By Anna Tiernan
It’s that time of the year again. Thoughts of next year’s housing options are in the air! Many students chose to apply for on-campus housing and are anxiously weighing their options among the residence hall areas. Others are in the ranks of the student population opting for an off-campus address.
Now on our third Penn State student leaving on-campus housing after their sophomore year, we have gotten used to the process. But still, as a parent, I can’t help but question their choice. Why on earth would you want to leave campus? Everything is there for you – classes, meetings, libraries, dining halls, gyms, and campus activities. Why would you sacrifice sleep for a commute? If you complain about making it across campus for a class, why do you want to add additional walking time or a bus ride to make it to campus in the first place? Why do you want to go to the grocery store, cook for yourself, maintain a kitchen, wash dishes, and clean a bathroom?
So here is what we’ve learned from our students. While two of our kids were ready to leave the residence halls after their first year, our third child loved on-campus living enough to stay.
Our first son and his freshman roommate didn’t feel they had a lot in common and spent little time in the room together. During his first semester of sophomore year, he lived in a supplemental room with one of his friends. After a few months, thought, he decided that he would benefit from more space. Learning of an opening in a double room, he took it. This wasn’t a great match though, as his new roommate stayed up all night playing on-line video games.
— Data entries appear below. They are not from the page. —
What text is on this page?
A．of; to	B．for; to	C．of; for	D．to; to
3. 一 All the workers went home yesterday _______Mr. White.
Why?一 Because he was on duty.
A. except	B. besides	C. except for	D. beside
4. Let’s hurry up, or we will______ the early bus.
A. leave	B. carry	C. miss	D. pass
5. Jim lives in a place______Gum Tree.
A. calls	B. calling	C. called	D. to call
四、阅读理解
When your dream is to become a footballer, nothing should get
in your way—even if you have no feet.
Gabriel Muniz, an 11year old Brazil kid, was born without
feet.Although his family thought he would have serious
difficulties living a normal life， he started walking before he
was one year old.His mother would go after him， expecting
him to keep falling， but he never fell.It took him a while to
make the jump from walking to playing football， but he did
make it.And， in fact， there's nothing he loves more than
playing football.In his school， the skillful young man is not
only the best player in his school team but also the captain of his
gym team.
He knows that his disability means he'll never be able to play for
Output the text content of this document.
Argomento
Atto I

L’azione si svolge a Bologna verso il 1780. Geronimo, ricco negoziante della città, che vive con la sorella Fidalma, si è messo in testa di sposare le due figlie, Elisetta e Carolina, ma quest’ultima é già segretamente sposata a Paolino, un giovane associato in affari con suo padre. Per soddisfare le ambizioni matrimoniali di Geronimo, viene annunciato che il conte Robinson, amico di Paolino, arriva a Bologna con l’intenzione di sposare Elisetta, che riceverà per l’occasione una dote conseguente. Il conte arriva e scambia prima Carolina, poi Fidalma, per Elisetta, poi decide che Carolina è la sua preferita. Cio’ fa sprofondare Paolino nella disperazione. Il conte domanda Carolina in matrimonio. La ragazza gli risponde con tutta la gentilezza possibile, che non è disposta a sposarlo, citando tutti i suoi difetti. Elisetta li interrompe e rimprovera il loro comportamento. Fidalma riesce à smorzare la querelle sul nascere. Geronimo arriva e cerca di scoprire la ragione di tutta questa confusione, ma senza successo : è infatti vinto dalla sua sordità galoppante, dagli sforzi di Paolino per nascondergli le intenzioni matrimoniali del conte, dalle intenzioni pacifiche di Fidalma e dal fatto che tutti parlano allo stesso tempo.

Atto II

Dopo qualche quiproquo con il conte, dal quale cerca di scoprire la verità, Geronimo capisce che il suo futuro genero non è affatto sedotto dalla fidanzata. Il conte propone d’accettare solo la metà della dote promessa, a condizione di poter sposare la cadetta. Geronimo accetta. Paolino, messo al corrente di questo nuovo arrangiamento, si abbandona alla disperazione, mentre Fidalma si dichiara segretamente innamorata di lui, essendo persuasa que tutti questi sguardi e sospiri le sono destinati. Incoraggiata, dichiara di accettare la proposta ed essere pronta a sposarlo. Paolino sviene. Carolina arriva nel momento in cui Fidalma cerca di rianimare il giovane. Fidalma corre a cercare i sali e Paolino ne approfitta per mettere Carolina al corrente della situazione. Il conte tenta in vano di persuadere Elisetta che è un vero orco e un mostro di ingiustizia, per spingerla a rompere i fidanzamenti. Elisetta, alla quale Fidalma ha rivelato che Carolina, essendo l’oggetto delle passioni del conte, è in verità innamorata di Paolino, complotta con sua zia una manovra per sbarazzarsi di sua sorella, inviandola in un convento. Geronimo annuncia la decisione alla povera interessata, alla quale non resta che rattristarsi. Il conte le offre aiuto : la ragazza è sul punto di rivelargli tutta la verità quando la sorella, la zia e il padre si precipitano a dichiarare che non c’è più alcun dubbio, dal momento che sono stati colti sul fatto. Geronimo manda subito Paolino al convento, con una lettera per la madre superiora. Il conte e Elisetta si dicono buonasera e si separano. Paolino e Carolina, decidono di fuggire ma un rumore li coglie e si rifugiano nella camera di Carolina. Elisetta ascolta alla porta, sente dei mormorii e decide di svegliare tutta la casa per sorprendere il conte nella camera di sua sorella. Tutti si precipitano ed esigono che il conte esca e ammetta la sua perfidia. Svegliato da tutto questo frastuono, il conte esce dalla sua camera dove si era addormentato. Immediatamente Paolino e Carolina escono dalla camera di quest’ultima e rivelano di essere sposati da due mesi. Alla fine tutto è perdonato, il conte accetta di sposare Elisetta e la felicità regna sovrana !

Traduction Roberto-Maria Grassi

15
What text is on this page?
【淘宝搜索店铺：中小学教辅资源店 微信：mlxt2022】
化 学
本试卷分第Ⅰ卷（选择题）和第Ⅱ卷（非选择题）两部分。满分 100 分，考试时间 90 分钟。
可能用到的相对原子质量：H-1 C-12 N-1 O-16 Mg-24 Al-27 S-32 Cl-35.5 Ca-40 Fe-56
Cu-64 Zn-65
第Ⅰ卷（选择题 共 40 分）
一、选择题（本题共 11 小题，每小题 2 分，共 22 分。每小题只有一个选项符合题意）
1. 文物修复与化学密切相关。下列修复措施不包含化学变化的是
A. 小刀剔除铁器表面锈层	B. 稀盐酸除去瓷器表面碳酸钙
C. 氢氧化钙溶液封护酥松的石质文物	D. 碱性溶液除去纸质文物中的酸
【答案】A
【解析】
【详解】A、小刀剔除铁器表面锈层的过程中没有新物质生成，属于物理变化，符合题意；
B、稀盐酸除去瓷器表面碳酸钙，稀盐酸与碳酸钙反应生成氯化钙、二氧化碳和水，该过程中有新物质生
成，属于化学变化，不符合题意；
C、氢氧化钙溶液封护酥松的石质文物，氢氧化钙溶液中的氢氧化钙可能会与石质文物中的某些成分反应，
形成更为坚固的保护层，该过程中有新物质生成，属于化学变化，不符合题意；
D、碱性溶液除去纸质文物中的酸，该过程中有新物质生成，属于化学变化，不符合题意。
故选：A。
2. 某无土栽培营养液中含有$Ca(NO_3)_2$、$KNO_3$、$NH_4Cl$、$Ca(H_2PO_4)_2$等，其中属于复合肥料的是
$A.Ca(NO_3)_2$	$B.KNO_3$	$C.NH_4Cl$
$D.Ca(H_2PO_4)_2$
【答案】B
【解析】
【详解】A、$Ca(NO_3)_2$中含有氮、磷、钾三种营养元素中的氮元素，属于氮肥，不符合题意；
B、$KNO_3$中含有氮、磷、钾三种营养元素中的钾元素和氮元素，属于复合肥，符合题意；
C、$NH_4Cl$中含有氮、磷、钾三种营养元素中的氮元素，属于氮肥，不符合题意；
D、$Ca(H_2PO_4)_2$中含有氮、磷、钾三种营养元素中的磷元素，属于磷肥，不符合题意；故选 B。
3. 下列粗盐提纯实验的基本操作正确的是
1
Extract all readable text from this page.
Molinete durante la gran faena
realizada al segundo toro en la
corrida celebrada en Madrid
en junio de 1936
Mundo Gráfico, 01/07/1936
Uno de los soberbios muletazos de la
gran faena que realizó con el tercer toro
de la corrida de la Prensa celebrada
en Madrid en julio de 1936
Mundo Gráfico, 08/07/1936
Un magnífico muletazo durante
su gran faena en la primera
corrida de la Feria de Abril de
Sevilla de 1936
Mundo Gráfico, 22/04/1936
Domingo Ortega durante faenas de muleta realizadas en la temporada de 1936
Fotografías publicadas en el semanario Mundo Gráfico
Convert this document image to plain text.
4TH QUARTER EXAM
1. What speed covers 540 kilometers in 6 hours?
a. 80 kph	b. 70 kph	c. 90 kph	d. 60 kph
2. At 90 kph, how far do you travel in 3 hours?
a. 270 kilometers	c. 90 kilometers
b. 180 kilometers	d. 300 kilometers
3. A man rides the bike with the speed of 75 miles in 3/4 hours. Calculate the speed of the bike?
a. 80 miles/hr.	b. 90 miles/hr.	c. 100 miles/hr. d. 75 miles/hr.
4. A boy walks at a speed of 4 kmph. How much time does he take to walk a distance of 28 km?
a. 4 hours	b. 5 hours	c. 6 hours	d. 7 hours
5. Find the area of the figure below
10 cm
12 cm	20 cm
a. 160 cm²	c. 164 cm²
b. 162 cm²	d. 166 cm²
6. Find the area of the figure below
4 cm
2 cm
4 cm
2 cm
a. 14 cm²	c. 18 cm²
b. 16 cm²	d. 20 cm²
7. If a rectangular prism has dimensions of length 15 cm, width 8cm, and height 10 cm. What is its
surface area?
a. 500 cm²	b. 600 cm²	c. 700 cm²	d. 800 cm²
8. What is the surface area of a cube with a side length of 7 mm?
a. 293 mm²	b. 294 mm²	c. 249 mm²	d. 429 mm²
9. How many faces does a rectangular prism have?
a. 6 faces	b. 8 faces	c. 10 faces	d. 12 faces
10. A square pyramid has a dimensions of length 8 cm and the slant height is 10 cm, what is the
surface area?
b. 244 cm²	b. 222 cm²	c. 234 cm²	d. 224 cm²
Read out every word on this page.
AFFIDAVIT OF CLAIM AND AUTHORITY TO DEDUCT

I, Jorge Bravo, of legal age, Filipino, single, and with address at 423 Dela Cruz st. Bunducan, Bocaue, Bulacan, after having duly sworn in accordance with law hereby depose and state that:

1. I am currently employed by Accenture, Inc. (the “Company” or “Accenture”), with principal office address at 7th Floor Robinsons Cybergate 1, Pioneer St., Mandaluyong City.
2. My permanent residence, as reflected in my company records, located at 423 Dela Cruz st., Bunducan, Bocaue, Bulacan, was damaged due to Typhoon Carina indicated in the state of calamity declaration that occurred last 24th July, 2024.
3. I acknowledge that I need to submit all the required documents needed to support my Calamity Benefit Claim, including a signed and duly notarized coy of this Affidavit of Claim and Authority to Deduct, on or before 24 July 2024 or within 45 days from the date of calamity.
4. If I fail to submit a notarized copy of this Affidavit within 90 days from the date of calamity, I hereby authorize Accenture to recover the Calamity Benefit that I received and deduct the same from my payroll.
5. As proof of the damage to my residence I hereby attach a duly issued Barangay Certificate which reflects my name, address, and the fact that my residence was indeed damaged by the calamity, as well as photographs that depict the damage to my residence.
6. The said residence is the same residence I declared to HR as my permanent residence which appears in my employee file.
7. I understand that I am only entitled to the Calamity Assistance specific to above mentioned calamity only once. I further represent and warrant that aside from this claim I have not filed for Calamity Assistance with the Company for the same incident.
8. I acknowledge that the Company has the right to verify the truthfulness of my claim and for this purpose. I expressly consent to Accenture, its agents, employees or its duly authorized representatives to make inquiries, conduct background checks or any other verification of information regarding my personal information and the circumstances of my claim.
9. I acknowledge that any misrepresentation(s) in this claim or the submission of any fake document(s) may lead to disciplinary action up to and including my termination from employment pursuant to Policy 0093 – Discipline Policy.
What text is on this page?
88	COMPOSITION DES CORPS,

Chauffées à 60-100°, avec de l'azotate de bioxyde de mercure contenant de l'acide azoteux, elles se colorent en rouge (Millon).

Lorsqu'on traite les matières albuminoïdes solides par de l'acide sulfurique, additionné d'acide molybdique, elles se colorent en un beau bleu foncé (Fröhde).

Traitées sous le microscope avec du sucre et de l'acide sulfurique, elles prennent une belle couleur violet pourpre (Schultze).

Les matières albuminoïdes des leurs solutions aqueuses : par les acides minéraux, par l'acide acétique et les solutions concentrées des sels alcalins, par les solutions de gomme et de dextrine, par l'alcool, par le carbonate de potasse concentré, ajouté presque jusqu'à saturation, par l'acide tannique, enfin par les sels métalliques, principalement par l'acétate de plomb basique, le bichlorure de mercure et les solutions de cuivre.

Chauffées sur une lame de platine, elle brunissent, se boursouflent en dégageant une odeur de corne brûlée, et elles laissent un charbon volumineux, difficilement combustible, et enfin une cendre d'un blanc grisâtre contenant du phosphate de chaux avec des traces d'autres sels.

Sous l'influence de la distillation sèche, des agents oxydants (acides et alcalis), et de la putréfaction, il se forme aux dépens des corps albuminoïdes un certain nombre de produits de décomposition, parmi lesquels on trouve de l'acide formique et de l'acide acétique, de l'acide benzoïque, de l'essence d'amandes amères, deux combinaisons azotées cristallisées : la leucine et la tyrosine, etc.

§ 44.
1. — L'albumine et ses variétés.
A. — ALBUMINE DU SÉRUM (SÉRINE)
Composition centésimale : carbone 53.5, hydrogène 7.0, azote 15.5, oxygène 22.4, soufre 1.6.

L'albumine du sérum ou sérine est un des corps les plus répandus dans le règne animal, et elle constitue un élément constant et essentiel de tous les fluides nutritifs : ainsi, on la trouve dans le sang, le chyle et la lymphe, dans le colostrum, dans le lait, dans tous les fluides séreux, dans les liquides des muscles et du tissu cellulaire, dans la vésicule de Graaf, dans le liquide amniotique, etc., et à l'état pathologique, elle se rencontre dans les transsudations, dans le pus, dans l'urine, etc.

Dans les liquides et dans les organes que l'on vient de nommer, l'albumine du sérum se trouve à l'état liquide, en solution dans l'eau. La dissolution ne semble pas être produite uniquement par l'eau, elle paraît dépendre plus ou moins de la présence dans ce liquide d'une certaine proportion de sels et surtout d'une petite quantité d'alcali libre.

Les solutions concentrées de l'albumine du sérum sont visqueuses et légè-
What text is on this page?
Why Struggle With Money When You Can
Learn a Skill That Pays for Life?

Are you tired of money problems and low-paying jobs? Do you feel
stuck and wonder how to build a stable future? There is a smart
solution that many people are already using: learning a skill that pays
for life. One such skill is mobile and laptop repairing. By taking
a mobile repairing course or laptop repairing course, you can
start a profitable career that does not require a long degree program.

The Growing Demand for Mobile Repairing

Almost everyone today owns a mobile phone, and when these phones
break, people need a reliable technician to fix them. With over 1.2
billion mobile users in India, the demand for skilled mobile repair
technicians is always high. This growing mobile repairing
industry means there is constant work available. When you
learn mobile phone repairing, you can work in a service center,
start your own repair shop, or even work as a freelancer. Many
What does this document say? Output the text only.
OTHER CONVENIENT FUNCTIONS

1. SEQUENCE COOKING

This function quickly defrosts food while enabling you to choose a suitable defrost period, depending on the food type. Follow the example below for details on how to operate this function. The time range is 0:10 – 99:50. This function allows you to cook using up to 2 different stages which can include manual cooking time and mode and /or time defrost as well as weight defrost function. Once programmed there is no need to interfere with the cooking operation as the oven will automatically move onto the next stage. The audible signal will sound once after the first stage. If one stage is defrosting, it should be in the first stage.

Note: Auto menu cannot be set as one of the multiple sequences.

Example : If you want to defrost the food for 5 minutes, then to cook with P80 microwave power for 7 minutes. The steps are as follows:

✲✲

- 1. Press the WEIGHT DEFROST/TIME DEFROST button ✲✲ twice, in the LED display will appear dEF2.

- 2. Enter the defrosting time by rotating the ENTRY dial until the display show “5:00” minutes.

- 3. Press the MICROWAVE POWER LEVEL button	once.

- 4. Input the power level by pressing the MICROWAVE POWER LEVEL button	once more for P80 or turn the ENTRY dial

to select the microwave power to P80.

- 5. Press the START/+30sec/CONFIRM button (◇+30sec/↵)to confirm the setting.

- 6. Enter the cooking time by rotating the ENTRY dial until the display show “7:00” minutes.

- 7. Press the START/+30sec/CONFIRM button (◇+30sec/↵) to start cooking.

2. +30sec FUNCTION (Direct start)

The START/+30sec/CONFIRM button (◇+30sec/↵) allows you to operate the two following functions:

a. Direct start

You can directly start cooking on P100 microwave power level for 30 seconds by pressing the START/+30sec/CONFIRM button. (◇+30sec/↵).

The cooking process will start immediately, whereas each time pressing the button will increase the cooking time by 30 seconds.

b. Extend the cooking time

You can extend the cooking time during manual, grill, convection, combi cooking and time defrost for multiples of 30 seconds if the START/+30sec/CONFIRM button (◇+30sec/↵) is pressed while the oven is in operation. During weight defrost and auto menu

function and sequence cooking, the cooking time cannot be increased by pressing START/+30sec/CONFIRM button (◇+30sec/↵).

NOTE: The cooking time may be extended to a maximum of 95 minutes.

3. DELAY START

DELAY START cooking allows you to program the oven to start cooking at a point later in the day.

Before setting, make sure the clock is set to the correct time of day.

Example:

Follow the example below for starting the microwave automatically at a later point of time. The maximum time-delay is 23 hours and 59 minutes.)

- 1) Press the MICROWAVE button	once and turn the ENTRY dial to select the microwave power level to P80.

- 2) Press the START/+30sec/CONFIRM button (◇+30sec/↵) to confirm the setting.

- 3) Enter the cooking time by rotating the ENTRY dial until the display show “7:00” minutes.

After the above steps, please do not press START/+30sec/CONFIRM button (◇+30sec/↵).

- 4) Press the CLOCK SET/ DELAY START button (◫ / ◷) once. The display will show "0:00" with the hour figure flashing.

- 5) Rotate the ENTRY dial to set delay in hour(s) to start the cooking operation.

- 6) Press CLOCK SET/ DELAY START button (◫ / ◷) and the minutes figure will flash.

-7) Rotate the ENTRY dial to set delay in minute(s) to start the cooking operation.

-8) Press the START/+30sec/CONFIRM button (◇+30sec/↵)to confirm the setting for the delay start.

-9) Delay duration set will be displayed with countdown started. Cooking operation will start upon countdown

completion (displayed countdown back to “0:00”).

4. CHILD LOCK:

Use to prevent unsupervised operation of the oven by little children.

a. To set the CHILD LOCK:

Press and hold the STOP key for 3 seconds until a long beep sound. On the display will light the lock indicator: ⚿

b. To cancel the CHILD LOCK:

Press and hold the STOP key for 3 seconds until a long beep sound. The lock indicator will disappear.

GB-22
For his junior year, he and friends moved to an off-campus apartment near a grocery store, staying in apartments and townhouses together until they all graduated.
Our second child had a freshman roommate that constantly had friends in the room, at all times of the day and night. By the second semester, our daughter found an open room with a friend and roomed on-campus happily for the rest of freshman and sophomore years until the off-campus bug bit. The reasoning was that she wanted a greater selection of what she could eat, so grocery shopping and cooking were desirable things.
Our third child was fortunate enough to really hit it off with his freshman roommate! Along with other new friends, they chose to live together sophomore year in a residence hall suite close to their classes (literally the next building over for him). For his junior year, thought, he’s planning to move off campus. His biggest complaint this year is having to bang on the wall to get the students who live next door to turn their music down.
Living choices aside, we’ve come to realize that our students are really after more freedom. It was initially thrilling to leave home and be able to do what they wanted, when they wanted, and not have parents looking over their shoulders. Independence with the security that all of their needs were taken care of,
their own bed, meals, and a clean bathroom provided. Moving closer to adulthood, our students are ready to shed another layer of accountability, mainly campus oversight, while accepting more of the adult responsibilities involved with taking care of themselves. Plus they get to pick out their housing accommodations and live with friends, or at least roommates of their choosing.